Her path to the Kootenays and the job running one of the province’s most-used libraries was a meandering one. After earning a bachelor of arts degree as a young woman, she succumbed to the lure of Canada’s North, where she worked as a cook in small, isolated communities and camps. Eventually, she tired of working long days at low wages and pursued a Master of Library and Information Studies degree at the University of British Columbia. She applied her newly-acquired skills for two years in Barrow, Alaska before being interviewed for the Creston job.

“You know how something happens and you know it is meant to be?” she asked. “That’s the way my visit for the interview went. Everyone I met was wonderful.”

Day arrived as the library was about to relocate from a dark, dingy, leaky building that had once been a Jehovah’s Witness Kingdom Hall. She was tasked with planning a move to spacious, relatively new premises, the former public health unit that was deemed unnecessary to Interior Health’s needs.

“I had to think ahead,” she recalls. “I wanted the community to be part of creating this library and I got as many people involved in the move as possible.”

She haunted Gleaners, a non-profit recycling store, for furniture and hired local artisans and contractors to build desks, shelves and other furnishings. And she brought artists into the process — James McDowell and Sandy Kunze teamed up to paint a mural in the public washroom. Art has played a major part in the library ever since, with regular displays being shown in the facility’s public meeting room. Donated and loaned art is scattered throughout the building.

Today, more than five years later, Creston and District Public Library has become exactly what Day envisioned. It’s a community hub, where residents and visitors congregate, but not only to borrow books. They attend meetings, musical performances, use computers (and get lessons on their use when they need them), swap ideas at book clubs, drop off their kids for reading programs, peruse periodicals, browse the large collection of CDs and DVDs and attend occasional nights at the opera, in which a local volunteer introduces the video presentation before it is projected onto a screen. The community band even practices in the building.

Since spring, patrons have also enjoyed the use of the Lawrence Lavender Reading Garden, a Creston Rotary Club and Friends of the Library project constructed to honour the memory of the man who was instrumental in bringing Day to Creston. Lawrence Lavender served as president of the Creston library board, as well as provincial and national library bodies.

Key to encouraging literacy and lifelong learning is to make a public library welcoming and confortable, Day says. She is quick to credit a friendly staff and remarkable group of volunteers, including the tireless fundraisers of the Friends of the Library, and a supportive board for the role each play.

“I wanted to create an environment on a human level, one with bright colours that give it a distinctive personality,” she says. “This is a place where you can sit and breathe.”

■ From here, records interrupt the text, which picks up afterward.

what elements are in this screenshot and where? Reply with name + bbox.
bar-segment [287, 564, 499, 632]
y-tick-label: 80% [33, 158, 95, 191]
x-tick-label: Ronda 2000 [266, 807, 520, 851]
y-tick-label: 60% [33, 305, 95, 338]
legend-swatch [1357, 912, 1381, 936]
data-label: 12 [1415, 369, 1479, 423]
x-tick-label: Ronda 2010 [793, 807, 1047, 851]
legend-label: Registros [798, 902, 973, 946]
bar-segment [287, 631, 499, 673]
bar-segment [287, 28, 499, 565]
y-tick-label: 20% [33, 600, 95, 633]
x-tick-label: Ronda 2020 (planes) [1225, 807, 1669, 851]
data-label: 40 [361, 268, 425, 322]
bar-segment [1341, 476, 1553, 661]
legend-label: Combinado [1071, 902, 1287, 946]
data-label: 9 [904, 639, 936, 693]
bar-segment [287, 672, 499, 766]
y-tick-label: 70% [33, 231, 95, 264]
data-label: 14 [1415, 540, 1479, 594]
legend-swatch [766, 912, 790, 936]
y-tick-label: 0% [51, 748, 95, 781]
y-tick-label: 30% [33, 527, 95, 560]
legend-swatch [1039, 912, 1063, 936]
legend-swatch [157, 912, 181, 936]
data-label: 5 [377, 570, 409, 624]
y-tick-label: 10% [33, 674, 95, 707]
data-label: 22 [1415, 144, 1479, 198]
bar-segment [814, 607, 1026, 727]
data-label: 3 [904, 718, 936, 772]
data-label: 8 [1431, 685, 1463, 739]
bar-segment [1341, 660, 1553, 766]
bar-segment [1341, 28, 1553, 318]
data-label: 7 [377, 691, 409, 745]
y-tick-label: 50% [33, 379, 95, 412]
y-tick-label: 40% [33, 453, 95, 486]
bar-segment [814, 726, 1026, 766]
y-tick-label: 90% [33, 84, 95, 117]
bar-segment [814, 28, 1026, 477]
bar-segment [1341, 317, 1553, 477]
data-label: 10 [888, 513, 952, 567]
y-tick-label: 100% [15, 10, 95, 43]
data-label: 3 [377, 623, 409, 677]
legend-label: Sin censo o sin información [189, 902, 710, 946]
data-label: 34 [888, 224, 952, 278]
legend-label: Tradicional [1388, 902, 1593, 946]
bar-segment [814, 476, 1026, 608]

While there is a distinct meditative quality to the building, it is anything but quiet. Day, to be sure, is not The Music Man’s Marion the Librarian. Harry Potter eyeglasses and voracious appetite for information aside, there is little of the stereotypical librarian in Day.

She’s sociable and welcoming, and chances are the first sound a visitor to Creston and District Public Library is the chief librarian’s laughter. She takes her work seriously and herself lightly, an attitude that has helped her create a vibrant, lively atmosphere that Creston Valley residents and visitors have clearly come to enjoy.